While the side effects of the vaccine were a rough experience for many people, there are several individuals who had virtually no noticeable ramifications afterward.

Inez Vits, of Dixon, said, “I didn’t have any symptoms after, maybe a slight headache.”

According to the CDC, they do not alter human DNA in any way.

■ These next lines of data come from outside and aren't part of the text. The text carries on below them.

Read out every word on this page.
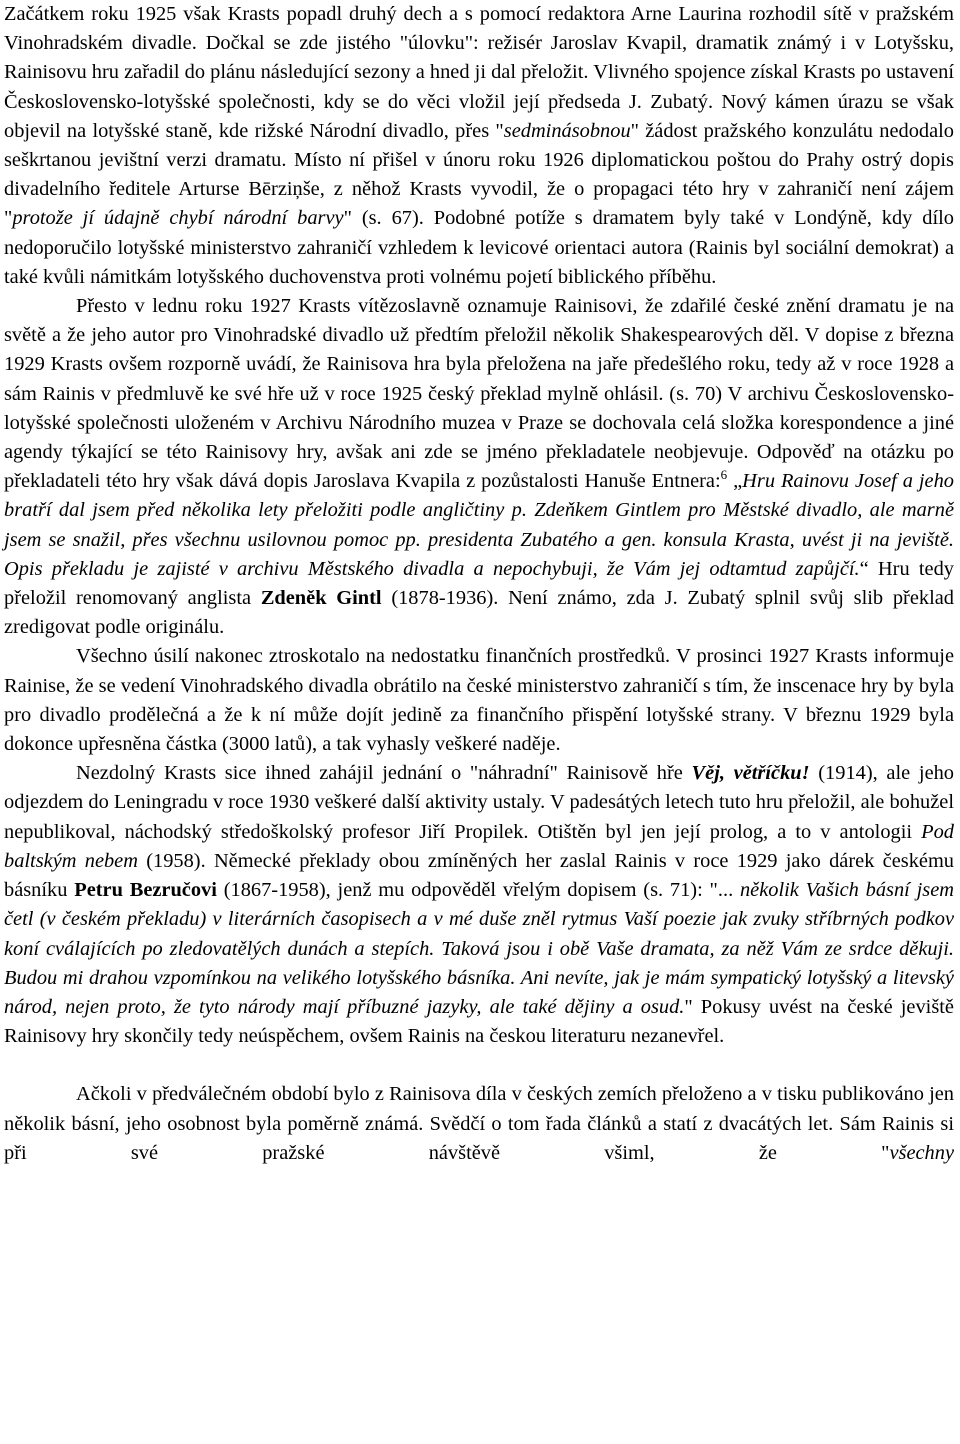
Začátkem roku 1925 však Krasts popadl druhý dech a s pomocí redaktora Arne Laurina rozhodil sítě v pražském Vinohradském divadle. Dočkal se zde jistého "úlovku": režisér Jaroslav Kvapil, dramatik známý i v Lotyšsku, Rainisovu hru zařadil do plánu následující sezony a hned ji dal přeložit. Vlivného spojence získal Krasts po ustavení Československo-lotyšské společnosti, kdy se do věci vložil její předseda J. Zubatý. Nový kámen úrazu se však objevil na lotyšské staně, kde rižské Národní divadlo, přes "sedminásobnou" žádost pražského konzulátu nedodalo seškrtanou jevištní verzi dramatu. Místo ní přišel v únoru roku 1926 diplomatickou poštou do Prahy ostrý dopis divadelního ředitele Arturse Bērziņše, z něhož Krasts vyvodil, že o propagaci této hry v zahraničí není zájem "protože jí údajně chybí národní barvy" (s. 67). Podobné potíže s dramatem byly také v Londýně, kdy dílo nedoporučilo lotyšské ministerstvo zahraničí vzhledem k levicové orientaci autora (Rainis byl sociální demokrat) a také kvůli námitkám lotyšského duchovenstva proti volnému pojetí biblického příběhu.

Přesto v lednu roku 1927 Krasts vítězoslavně oznamuje Rainisovi, že zdařilé české znění dramatu je na světě a že jeho autor pro Vinohradské divadlo už předtím přeložil několik Shakespearových děl. V dopise z března 1929 Krasts ovšem rozporně uvádí, že Rainisova hra byla přeložena na jaře předešlého roku, tedy až v roce 1928 a sám Rainis v předmluvě ke své hře už v roce 1925 český překlad mylně ohlásil. (s. 70) V archivu Československo-lotyšské společnosti uloženém v Archivu Národního muzea v Praze se dochovala celá složka korespondence a jiné agendy týkající se této Rainisovy hry, avšak ani zde se jméno překladatele neobjevuje. Odpověď na otázku po překladateli této hry však dává dopis Jaroslava Kvapila z pozůstalosti Hanuše Entnera:$^6$ „Hru Rainovu Josef a jeho bratří dal jsem před několika lety přeložiti podle angličtiny p. Zdeňkem Gintlem pro Městské divadlo, ale marně jsem se snažil, přes všechnu usilovnou pomoc pp. presidenta Zubatého a gen. konsula Krasta, uvést ji na jeviště. Opis překladu je zajisté v archivu Městského divadla a nepochybuji, že Vám jej odtamtud zapůjčí.“ Hru tedy přeložil renomovaný anglista Zdeněk Gintl (1878-1936). Není známo, zda J. Zubatý splnil svůj slib překlad zredigovat podle originálu.

Všechno úsilí nakonec ztroskotalo na nedostatku finančních prostředků. V prosinci 1927 Krasts informuje Rainise, že se vedení Vinohradského divadla obrátilo na české ministerstvo zahraničí s tím, že inscenace hry by byla pro divadlo prodělečná a že k ní může dojít jedině za finančního přispění lotyšské strany. V březnu 1929 byla dokonce upřesněna částka (3000 latů), a tak vyhasly veškeré naděje.

Nezdolný Krasts sice ihned zahájil jednání o "náhradní" Rainisově hře Věj, větříčku! (1914), ale jeho odjezdem do Leningradu v roce 1930 veškeré další aktivity ustaly. V padesátých letech tuto hru přeložil, ale bohužel nepublikoval, náchodský středoškolský profesor Jiří Propilek. Otištěn byl jen její prolog, a to v antologii Pod baltským nebem (1958). Německé překlady obou zmíněných her zaslal Rainis v roce 1929 jako dárek českému básníku Petru Bezručovi (1867-1958), jenž mu odpověděl vřelým dopisem (s. 71): "... několik Vašich básní jsem četl (v českém překladu) v literárních časopisech a v mé duše zněl rytmus Vaší poezie jak zvuky stříbrných podkov koní cválajících po zledovatělých dunách a stepích. Taková jsou i obě Vaše dramata, za něž Vám ze srdce děkuji. Budou mi drahou vzpomínkou na velikého lotyšského básníka. Ani nevíte, jak je mám sympatický lotyšský a litevský národ, nejen proto, že tyto národy mají příbuzné jazyky, ale také dějiny a osud." Pokusy uvést na české jeviště Rainisovy hry skončily tedy neúspěchem, ovšem Rainis na českou literaturu nezanevřel.

Ačkoli v předválečném období bylo z Rainisova díla v českých zemích přeloženo a v tisku publikováno jen několik básní, jeho osobnost byla poměrně známá. Svědčí o tom řada článků a statí z dvacátých let. Sám Rainis si při své pražské návštěvě všiml, že "všechny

Pfizer, Inc., and BioNTech’s COVID-19 vaccine (BNT162b2) and ModernaTX, Inc.’s vaccine (mRNA-1273) are both messenger RNA vaccines, which instruct the body’s cells to produce “spike proteins” that are found on the surface of the virus that is responsible for COVID-19.

Neither of the vaccines contain egg, preservatives, or latex. The vaccines cannot cause a COVID infection. More information can be found on the CDC’s website as well as the vaccine manufacturers’ websites.